All output at 115200 baud.

**Scan data** (continuous):
```
FREQ_HZ,BW_HZ,SF,RSSI_dBm,CAD(0=clear/1=hit)
433150000,125000,7,-141,0
434950000,62500,9,-138,1   ← hit
```

**15-minute report block:**
```
# REPORT_START
# PASS=12 TOTAL_HITS=5 UNIQUE_CHANNELS=2
NEW,434950000,62500,9,-141,-138,3
OLD,433150000,250000,7,-145,-143,2
# REPORT_END
```
`NEW` = first seen since last report. `OLD` = previously known.

## Alert Pipeline

```
LilyGo serial → lora_monitor.py → lora_alert.txt → OpenClaw cron → Telegram
```

- Monitor parses `REPORT_START/END` blocks
- Writes `lora_alert.txt` with formatted message
- OpenClaw cron (every 2 min) reads the alert file, sends a Telegram notification, and deletes the file
- Extracted parameters may include DevEUI, DevAddr, frequency coordinates, and other unique LoRa device identifiers; all data is only written inside the local workspace and never sent to external services except by explicit user configuration (Telegram).
- Known channels are persisted to `lora_hits.json`

## CAD Implementation Note

The `LoRa` library v0.8.0 does not expose CAD or `channelActivityDetection()`. CAD is implemented via direct SX1276 register writes:
- `REG_OP_MODE (0x01)` → `0x87` (CAD mode)
- Poll `REG_IRQ_FLAGS (0x12)` bit 2 (CadDone) + bit 0 (CadDetected)
- Timeout: 400 ms

See `references/sx1276-cad.md` for register details.

---

## Security & Privacy

- All alerts, log files, and intermediate results are only written within the local workspace.
- Device unique identifiers (DevEUI, DevAddr, LoRa addresses) may appear in reports—user is responsible for their handling and privacy.
- Telegram notification is configured and triggered only by explicit user cron script—no token or user credential is stored by this skill.
- All device addresses discovered are only stored locally and never transmitted unless user configures external delivery.

## False Positive Rate

At the noise floor (~−140 dBm), expect ~0–5% false CAD positives per pass. A hit is considered reliable if it appears in ≥2 consecutive passes at the same freq/BW/SF. The monitor tracks count per channel — low-count hits are likely noise.

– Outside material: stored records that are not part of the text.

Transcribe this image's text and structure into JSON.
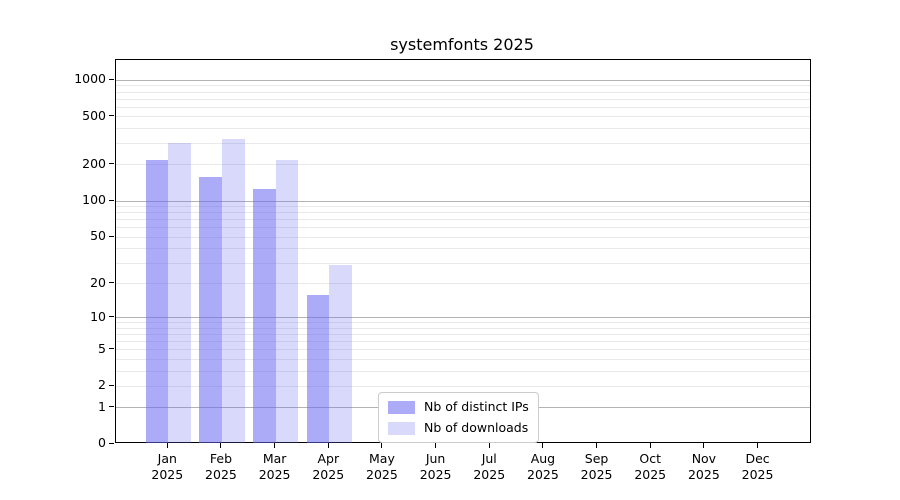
{
  "chart_data": {
    "type": "bar",
    "title": "systemfonts 2025",
    "xlabel": "",
    "ylabel": "",
    "x_year": "2025",
    "categories": [
      "Jan",
      "Feb",
      "Mar",
      "Apr",
      "May",
      "Jun",
      "Jul",
      "Aug",
      "Sep",
      "Oct",
      "Nov",
      "Dec"
    ],
    "series": [
      {
        "name": "Nb of distinct IPs",
        "color": "rgba(102,102,240,0.55)",
        "values": [
          220,
          158,
          125,
          16,
          null,
          null,
          null,
          null,
          null,
          null,
          null,
          null
        ]
      },
      {
        "name": "Nb of downloads",
        "color": "rgba(102,102,240,0.25)",
        "values": [
          305,
          330,
          220,
          29,
          null,
          null,
          null,
          null,
          null,
          null,
          null,
          null
        ]
      }
    ],
    "yscale": "log1p",
    "ylim": [
      0,
      1470
    ],
    "yticks": [
      {
        "label": "1000",
        "value": 1000
      },
      {
        "label": "500",
        "value": 500
      },
      {
        "label": "200",
        "value": 200
      },
      {
        "label": "100",
        "value": 100
      },
      {
        "label": "50",
        "value": 50
      },
      {
        "label": "20",
        "value": 20
      },
      {
        "label": "10",
        "value": 10
      },
      {
        "label": "5",
        "value": 5
      },
      {
        "label": "2",
        "value": 2
      },
      {
        "label": "1",
        "value": 1
      },
      {
        "label": "0",
        "value": 0
      }
    ],
    "grid": {
      "major_values": [
        1,
        10,
        100,
        1000
      ],
      "minor_values": [
        2,
        3,
        4,
        5,
        6,
        7,
        8,
        9,
        20,
        30,
        40,
        50,
        60,
        70,
        80,
        90,
        200,
        300,
        400,
        500,
        600,
        700,
        800,
        900
      ],
      "major_color": "#b3b3b3",
      "minor_color": "#e9e9e9"
    },
    "legend": {
      "position": "lower-center-left",
      "border_color": "#cccccc",
      "background": "#ffffff"
    },
    "colors": {
      "spine": "#000000",
      "text": "#000000"
    }
  }
}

## HackRF Companion Workflow

Use HackRF for initial wideband survey, then focus LilyGo on confirmed bands:

```bash
# Wideband sweep with HackRF
hackrf_sweep -f 430:445 -w 25000 -l 32 -g 40 > sweep.csv

# Parse peaks, set FREQ_START/FREQ_END in sketch accordingly
python3 scripts/parse_sweep.py sweep.csv
```
See `references/hackrf-workflow.md` for full HackRF + LilyGo workflow.